Every time I saw myself in the mirror, I averted my eyes. I brushed my hair out in the dark, tied it up into a bun, left it alone.

But after a year of little sleep, of major upheavals, of not taking care of myself, it was time.

Afterwards, Charmaine said “Now, doesn’t that feel better? Soft and beautiful. You owe it to yourself to have your hair trimmed regularly.”

It wasn’t her fault that I had stopped having haircuts.

The memory of that awful morning the day before my sister’s wedding brings up a visceral response of hatred and bile in my gut.

I had just found out I was pregnant, but we weren’t telling anyone yet. I was bloated and scared, I had trouble sleeping. I was tired. I was excited – about the baby, and about the wedding.

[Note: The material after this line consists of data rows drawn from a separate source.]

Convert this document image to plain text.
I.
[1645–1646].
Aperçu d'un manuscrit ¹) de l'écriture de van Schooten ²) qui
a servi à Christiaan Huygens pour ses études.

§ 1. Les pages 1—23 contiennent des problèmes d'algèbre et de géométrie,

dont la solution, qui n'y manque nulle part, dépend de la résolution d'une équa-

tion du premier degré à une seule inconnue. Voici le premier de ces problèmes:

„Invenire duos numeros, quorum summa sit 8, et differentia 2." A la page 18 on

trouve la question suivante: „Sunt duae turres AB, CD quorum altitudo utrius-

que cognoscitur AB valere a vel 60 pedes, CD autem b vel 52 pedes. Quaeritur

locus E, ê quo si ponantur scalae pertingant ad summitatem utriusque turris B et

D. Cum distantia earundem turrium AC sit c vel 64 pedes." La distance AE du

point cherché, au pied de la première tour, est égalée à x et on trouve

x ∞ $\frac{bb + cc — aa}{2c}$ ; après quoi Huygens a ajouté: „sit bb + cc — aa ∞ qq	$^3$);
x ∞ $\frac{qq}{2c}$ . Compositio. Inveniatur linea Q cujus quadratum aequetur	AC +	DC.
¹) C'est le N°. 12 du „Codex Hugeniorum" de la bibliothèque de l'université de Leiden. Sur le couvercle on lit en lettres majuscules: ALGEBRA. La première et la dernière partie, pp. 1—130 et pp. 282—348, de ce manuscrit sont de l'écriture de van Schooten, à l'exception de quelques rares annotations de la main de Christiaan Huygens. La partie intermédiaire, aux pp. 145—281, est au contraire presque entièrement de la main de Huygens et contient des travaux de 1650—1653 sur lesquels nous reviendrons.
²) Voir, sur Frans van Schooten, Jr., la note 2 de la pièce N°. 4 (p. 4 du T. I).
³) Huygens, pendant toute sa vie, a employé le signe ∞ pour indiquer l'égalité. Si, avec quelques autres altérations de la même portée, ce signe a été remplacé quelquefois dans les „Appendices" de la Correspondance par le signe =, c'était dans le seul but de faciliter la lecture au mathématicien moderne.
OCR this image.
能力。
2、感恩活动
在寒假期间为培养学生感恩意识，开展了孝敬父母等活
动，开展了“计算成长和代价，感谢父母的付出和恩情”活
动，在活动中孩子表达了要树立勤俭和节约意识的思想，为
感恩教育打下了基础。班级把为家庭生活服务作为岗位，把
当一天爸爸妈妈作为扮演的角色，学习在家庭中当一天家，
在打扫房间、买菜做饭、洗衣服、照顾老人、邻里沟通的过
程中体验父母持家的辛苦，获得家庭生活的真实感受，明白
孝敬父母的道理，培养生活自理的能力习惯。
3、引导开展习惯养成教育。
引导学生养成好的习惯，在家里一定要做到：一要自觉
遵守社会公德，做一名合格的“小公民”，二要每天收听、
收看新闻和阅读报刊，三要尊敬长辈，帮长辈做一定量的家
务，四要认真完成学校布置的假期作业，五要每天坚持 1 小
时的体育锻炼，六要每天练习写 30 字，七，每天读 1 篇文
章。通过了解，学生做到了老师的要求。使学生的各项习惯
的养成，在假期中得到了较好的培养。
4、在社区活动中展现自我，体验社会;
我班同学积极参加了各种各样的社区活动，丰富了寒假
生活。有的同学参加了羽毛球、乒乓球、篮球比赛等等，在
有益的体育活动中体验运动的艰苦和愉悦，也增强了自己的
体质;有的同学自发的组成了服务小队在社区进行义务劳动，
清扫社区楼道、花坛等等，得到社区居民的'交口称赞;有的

And the hairdresser, in the name of “honesty,” insulted everything about me, from the state of my hair at the time (I had figured I needed to let it grow a bit so that she has something to work with) to my job (being an engineer is not the fashion. Who knew? Not the nerds I work with). My eyebrows (I guess it’s wrong to idolise Frida Kahlo), my clothing (comfortable for the heavy lifting we were doing in preparation for the Big Event), my not wanting hair in my eyes (she was literally trying to cover up my ugly face with my hair, and guess what? I don’t want to cover my face. I want to witness what’s around me).

Like I say, emotional.

I went for a follow-up haircut again yesterday. Charmaine was so gracious about me being late (I blame the baby, he didn’t sleep well the night before). She respects my wishes. She understands my half-explained instructions. She leaves comments about my eyebrows well alone.

And it feels so much better, to have had a haircut.